Reagan Summerside returns in national bestselling author Duffy Brown’s fifth Consignment Shop mystery, now for the first time in hardcover.
There are two social functions in Savannah guaranteed to get people talking: weddings and funerals. And just as consignment shop owner Reagan Summerside agrees to marry the hunky Walker Boone, her neighbors, sisters Annie Fritz and Elsie Abbot, step up their business as professional mourners. They are so successful that the Sleepy Pines Retirement Center has hired them as a part of their retirement package. But the celebration over good business is cut short when the residents at Pines suddenly begin dying at an alarming rate. And the sisters are the first suspects.

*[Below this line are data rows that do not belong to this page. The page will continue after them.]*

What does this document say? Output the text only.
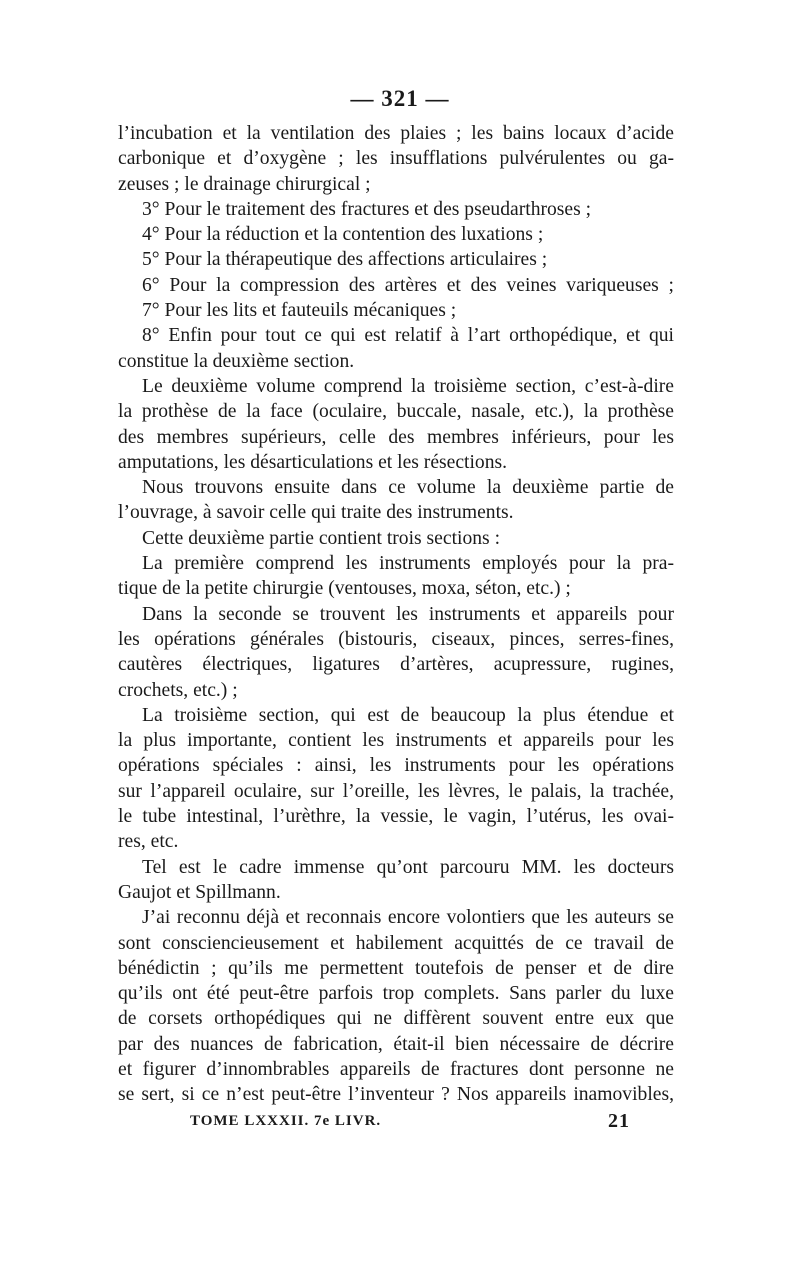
— 321 —
l’incubation et la ventilation des plaies ; les bains locaux d’acide
carbonique et d’oxygène ; les insufflations pulvérulentes ou ga-
zeuses ; le drainage chirurgical ;
3° Pour le traitement des fractures et des pseudarthroses ;
4° Pour la réduction et la contention des luxations ;
5° Pour la thérapeutique des affections articulaires ;
6° Pour la compression des artères et des veines variqueuses ;
7° Pour les lits et fauteuils mécaniques ;
8° Enfin pour tout ce qui est relatif à l’art orthopédique, et qui
constitue la deuxième section.
Le deuxième volume comprend la troisième section, c’est-à-dire
la prothèse de la face (oculaire, buccale, nasale, etc.), la prothèse
des membres supérieurs, celle des membres inférieurs, pour les
amputations, les désarticulations et les résections.
Nous trouvons ensuite dans ce volume la deuxième partie de
l’ouvrage, à savoir celle qui traite des instruments.
Cette deuxième partie contient trois sections :
La première comprend les instruments employés pour la pra-
tique de la petite chirurgie (ventouses, moxa, séton, etc.) ;
Dans la seconde se trouvent les instruments et appareils pour
les opérations générales (bistouris, ciseaux, pinces, serres-fines,
cautères électriques, ligatures d’artères, acupressure, rugines,
crochets, etc.) ;
La troisième section, qui est de beaucoup la plus étendue et
la plus importante, contient les instruments et appareils pour les
opérations spéciales : ainsi, les instruments pour les opérations
sur l’appareil oculaire, sur l’oreille, les lèvres, le palais, la trachée,
le tube intestinal, l’urèthre, la vessie, le vagin, l’utérus, les ovai-
res, etc.
Tel est le cadre immense qu’ont parcouru MM. les docteurs
Gaujot et Spillmann.
J’ai reconnu déjà et reconnais encore volontiers que les auteurs se
sont consciencieusement et habilement acquittés de ce travail de
bénédictin ; qu’ils me permettent toutefois de penser et de dire
qu’ils ont été peut-être parfois trop complets. Sans parler du luxe
de corsets orthopédiques qui ne diffèrent souvent entre eux que
par des nuances de fabrication, était-il bien nécessaire de décrire
et figurer d’innombrables appareils de fractures dont personne ne
se sert, si ce n’est peut-être l’inventeur ? Nos appareils inamovibles,
TOME LXXXII. 7e LIVR.	21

Reagan has her doubts, however, and begins to look into the strange phenomenon. But then something even stranger happens: a body winds up in the sisters’ pink Caddy. The evidence begins to pile up and the suspicious case of Willie Fishbine, who swindled the sisters out of a fortune and coincidentally died prior to the Pines case, is reopened.
Not wanting Willie to be buried until they can find the killer responsible for the murders, Reagan must catch the culprit in time to walk down the aisle.
MY REVIEW
I've read many, many cozy mysteries since I started this reading challenge and book tour extravaganza that ha been the last 3+ years of my life. Now most cozies are part of a series, and most of the time there is a love interest for the main character. They meet, don't get along at first, then bond and all looks like they are headed to the church. In few series if any, have I so regretted not havng read the previous installments. Lethal in Old Lace read perfectly well as a standalone – but I think history can enrich the present, like turning what seems like a nice big house and grounds in the South to a former plantation where slaves worked.
How cool to set a series, though, in a consignment shop.. I think you probably have a better chance of finding vintage clothing at a consignment shop than at a thrift store, and vintage is some people's obsession. For instance, my family received a floor-length black velvet cape (w/cream silk lining) from the daughter of a pianist who wore it when she performed at the 1904 St. Louis World's Fair – in front of Theodore Roosevelt, no less. (My, I do tend to stray, don't I?)
Reagan is a determined woman, Walker is some serious man candy (pralines couldn't hold a candle to him), and the the sisters, Annie Fritz and Elsie Abbot are a humorous look into my probably future. I don't have any sister, but am quite capable of of taking on the role of a couple of ladies who reminded me of the Baldwin sisters on The Waltons.
There are so many interesting and entertaining tidbits peppered throughout the book, it's like eating a bowl of the world's best gumbo – tasty, entertaining and ultimately very satisfying.